[ad_1]
The US Food and Drug Administration (FDA) adds a boxed warning to certain prescription medications for insomnia following reports of injuries and deaths resulting from sleepwalking, sleep driving, and death. Other activities that are not awake after taking these medications.
The new warnings will be necessary for eszopiclone (Lunesta), zaleplon (Sonata) and zolpidem (Ambien, Ambien CR, Edluar, Intermezzo, and Zolpimist), said the FDA in a communication on safety.
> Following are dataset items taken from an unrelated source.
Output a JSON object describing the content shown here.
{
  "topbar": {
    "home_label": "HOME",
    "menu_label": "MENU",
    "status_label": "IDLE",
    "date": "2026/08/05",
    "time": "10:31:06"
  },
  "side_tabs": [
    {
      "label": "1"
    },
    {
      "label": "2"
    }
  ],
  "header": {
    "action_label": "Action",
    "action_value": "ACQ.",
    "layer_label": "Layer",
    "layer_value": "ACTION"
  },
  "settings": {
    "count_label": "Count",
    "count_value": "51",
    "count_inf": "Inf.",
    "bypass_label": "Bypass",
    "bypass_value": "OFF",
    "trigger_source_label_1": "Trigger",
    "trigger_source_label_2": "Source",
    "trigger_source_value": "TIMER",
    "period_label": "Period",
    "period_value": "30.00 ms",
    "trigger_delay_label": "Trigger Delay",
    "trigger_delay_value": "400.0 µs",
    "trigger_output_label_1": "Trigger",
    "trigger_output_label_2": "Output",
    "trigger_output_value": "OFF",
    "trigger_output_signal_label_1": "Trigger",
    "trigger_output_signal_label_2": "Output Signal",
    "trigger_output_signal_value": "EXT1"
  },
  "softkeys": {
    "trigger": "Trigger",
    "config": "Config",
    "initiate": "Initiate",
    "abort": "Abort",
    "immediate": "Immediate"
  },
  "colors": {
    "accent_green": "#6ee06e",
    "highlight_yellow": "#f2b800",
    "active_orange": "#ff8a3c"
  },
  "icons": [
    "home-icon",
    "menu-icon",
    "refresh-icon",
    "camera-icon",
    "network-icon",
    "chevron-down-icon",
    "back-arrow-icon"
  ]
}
"We recognize that millions of Americans suffer from insomnia and rely on these medications to help them sleep better at night.Although these incidents are rare, they are serious and it is important that patients and health professionals are aware of the risks. " occur after the first dose of these sleeping pills or after a longer period of treatment, and may occur in patients with no history of these behaviors and even at the lowest recommended doses, "the FDA acting commissioner said in a statement , Ned Sharpless, MD, in a press release.
In addition to the framed warning, the agency will require the addition of a contraindication to the use of these drugs in patients who have experienced such an episode after taking them.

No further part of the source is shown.